彼女にとって、肉や魚は明確な御馳走である。


「美味しいです....」

「流動食にしてよかったな、そのまま食ってたら吐いてただろう」


シンは言う。

実際、その通りになっただろう。

人間、衰弱しているときに急には食べられないものだ。

脳が把握している空腹は、胃の状態と連動しているわけではない。

がっついた結果、中身を戻す可能性はあった。


「どうして、シン....様は何も食べないん.....のですか?」

「もう食ったからな」

「え?」


シンは丸薬のようなものを掌に出して見せた。


「強化人間専用、エナジーボール。
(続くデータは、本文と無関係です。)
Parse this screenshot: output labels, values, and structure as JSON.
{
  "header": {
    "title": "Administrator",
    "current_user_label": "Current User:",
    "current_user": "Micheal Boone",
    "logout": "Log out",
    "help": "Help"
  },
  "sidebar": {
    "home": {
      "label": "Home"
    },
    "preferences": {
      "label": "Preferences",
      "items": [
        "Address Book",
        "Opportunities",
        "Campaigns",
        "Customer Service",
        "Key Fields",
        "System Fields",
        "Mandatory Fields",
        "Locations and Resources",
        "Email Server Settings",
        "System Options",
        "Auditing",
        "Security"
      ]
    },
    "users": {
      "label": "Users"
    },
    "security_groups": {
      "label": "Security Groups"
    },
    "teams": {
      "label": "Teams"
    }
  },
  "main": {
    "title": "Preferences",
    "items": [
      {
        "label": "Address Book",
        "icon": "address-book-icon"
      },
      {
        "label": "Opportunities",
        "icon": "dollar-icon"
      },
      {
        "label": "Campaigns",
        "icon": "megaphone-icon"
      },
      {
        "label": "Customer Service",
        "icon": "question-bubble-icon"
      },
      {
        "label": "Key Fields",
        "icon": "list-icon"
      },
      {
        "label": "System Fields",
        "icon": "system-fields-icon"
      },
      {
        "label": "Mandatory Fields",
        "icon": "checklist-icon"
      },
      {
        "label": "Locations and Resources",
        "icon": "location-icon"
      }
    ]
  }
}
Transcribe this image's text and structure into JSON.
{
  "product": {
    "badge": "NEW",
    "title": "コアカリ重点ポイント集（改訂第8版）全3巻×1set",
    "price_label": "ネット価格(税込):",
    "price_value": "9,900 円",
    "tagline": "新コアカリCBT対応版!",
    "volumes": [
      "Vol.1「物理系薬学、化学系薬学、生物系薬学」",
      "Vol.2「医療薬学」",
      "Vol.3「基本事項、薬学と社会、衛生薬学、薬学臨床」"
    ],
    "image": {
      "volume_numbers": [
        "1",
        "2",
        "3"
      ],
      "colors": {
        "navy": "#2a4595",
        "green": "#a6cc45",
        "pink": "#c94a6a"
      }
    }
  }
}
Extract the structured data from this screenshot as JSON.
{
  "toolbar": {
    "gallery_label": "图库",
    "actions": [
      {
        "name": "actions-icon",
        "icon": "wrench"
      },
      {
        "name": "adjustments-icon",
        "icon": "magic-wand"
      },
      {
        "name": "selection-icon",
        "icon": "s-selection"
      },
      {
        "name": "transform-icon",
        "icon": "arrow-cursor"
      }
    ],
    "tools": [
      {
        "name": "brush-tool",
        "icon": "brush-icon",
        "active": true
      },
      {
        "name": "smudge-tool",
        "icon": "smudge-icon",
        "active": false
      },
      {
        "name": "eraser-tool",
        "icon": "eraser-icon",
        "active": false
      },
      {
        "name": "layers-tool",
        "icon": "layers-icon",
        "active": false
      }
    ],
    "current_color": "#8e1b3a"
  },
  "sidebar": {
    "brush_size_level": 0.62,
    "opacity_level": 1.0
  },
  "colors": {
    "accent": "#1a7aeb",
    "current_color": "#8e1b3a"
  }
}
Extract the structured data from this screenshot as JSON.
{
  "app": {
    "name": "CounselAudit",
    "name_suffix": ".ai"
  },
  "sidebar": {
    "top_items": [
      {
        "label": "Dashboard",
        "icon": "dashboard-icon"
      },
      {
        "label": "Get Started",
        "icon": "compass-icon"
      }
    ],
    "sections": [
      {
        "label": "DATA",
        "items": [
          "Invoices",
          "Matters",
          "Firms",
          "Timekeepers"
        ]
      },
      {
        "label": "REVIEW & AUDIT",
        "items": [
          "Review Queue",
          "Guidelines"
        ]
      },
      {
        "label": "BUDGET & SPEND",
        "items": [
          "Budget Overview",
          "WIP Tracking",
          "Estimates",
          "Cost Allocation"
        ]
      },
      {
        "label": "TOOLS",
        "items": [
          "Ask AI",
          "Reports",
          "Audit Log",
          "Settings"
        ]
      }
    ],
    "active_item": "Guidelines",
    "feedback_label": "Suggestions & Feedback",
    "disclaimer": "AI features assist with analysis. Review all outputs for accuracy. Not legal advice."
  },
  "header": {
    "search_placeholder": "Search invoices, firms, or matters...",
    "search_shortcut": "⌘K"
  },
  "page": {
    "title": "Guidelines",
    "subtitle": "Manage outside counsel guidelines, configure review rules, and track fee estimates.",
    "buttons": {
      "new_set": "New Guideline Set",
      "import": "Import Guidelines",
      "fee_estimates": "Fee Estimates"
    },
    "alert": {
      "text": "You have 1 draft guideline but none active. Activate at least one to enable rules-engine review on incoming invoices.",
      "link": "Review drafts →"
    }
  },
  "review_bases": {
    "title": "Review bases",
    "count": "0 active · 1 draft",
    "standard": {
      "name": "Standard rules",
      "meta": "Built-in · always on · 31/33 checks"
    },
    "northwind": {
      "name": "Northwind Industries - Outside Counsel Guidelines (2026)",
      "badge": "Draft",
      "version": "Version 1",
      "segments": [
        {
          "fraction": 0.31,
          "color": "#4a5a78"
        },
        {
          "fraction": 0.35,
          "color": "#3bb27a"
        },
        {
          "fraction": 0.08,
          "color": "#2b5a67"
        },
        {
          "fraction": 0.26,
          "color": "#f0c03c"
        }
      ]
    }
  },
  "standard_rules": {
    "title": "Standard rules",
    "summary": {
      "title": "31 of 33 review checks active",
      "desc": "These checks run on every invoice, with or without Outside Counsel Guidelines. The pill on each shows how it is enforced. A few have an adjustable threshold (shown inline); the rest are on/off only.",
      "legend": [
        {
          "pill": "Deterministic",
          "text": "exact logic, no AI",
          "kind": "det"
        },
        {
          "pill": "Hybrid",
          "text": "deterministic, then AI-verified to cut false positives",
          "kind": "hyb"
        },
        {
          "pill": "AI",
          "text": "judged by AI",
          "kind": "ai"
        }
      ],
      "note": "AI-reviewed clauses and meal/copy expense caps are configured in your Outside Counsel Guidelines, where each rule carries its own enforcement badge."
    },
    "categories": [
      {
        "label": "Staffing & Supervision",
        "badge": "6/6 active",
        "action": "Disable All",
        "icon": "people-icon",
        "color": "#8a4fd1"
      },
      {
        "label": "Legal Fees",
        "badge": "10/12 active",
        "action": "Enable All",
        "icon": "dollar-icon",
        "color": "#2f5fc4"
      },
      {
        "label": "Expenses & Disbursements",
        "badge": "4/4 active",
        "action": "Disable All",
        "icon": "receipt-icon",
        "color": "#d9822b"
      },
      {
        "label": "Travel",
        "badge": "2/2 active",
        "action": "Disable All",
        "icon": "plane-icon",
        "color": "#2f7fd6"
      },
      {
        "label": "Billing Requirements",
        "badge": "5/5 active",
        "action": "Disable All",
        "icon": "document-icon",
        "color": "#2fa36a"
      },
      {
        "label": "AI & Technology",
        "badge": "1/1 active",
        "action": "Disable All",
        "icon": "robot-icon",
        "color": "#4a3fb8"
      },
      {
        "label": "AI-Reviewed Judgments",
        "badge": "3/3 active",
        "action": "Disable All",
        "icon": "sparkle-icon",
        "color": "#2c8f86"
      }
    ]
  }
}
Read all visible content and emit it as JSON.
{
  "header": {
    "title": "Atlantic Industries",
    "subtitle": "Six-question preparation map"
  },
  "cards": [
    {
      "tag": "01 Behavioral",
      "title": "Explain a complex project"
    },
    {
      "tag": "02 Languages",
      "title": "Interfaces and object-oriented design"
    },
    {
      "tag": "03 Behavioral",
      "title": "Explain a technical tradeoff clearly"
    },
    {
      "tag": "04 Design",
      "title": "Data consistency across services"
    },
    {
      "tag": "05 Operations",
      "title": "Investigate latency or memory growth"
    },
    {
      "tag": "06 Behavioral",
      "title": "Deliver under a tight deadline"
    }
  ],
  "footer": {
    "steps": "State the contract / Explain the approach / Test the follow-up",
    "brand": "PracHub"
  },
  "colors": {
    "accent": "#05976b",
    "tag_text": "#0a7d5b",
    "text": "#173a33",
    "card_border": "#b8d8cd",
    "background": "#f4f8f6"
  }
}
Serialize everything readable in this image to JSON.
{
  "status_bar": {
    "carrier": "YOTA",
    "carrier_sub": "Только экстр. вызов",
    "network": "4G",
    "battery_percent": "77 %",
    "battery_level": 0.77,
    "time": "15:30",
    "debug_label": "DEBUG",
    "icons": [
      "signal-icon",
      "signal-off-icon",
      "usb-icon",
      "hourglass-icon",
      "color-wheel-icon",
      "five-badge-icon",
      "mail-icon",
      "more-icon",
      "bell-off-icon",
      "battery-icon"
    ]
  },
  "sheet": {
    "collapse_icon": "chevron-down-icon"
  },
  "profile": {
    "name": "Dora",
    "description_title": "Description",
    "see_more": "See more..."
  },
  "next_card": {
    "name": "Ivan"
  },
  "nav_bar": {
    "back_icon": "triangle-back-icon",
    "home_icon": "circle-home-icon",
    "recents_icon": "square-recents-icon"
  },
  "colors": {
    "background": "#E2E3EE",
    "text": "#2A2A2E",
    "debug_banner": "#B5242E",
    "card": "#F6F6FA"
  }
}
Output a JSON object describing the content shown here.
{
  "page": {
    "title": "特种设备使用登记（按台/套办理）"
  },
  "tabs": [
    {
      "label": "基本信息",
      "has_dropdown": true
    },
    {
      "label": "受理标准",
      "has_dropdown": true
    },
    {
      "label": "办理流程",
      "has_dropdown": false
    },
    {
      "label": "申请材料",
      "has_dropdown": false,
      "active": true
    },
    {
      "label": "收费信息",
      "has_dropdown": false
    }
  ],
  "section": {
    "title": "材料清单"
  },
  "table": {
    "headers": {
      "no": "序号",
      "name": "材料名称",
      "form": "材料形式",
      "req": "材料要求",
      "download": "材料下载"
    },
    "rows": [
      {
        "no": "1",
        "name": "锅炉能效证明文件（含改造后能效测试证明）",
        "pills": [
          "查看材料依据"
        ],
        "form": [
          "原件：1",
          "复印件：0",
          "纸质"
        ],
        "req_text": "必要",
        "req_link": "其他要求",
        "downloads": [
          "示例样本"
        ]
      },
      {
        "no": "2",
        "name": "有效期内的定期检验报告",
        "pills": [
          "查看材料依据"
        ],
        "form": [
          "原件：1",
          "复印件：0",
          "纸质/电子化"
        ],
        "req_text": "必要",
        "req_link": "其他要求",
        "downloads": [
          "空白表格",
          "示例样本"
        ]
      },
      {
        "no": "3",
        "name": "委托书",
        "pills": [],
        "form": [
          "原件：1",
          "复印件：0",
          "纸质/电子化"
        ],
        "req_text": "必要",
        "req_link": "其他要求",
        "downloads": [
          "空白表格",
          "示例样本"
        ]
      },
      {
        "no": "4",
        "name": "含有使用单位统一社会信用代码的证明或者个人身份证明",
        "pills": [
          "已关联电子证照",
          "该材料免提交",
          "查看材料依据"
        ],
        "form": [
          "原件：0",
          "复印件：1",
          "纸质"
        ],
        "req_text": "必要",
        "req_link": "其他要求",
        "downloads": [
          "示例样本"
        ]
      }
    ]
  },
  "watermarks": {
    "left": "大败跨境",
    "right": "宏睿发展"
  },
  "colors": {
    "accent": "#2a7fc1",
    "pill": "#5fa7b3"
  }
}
これ一個があれば半日動ける」

「(ほしい.....)」

「ああ、手術を受けないと消化できないぞ? 便利なことばかりじゃ無いからな」

「あっ、ごめんなさい!」


世の中にそんなにうまい話はない。

アロイテは自分の強欲を恥じた。


「だんだん元気になって来たな」


シンは机に肘を突き、片手だけで顎を支えてアロイテを見ていた。

アロイテは充足感を得ていた。


「それで.....どれくらい食べられそうだ?」

「え.....残しても、いいの....んですか?」


シンは不思議そうな顔をする。

だが、これはシンの方が悪いと言える状況である。

食料を大切にする風潮が、シンから抜け落ちているのだから。


「ああ。食えなかった分はバイオマスに還元して再利用する――――まあ、全部ではないけどな」


シンの言う意味はアロイテには分からなかった。

けれど、目の前のこの男は、今まで会った誰よりも懐が深いのだと理解した。


「それと」


シンは顔を上げ、頭を掻いて笑ってみせた。


「敬語は使わなくていい、むず痒いんだ」

「.....わかり、ました」

「使わなくていいって言ったんだけどな.....」

「....わかった、です」


シンは困ったように、引き攣った笑いを見せるのだった。







食事を終えたアロイテの前で、シンは一気に真剣な表情を見せた。


「さあ、話をしようか」

「.....!」

「場所を移す必要は無いからな、すでに人払いは済ませてある」


シンはアロイテの前で、彼女が見たこともないものを机に置く。

紫色の、金属でできた何か。

それに視線を向けたアロイテは、シンに視線を戻したときに硬直した。

その表情は、一度も見せなかった表情だ。

即ち――――半分敵意。


「お前、キネスについて何か知らないか?」


シンの問いに、アロイテは固まったのだった。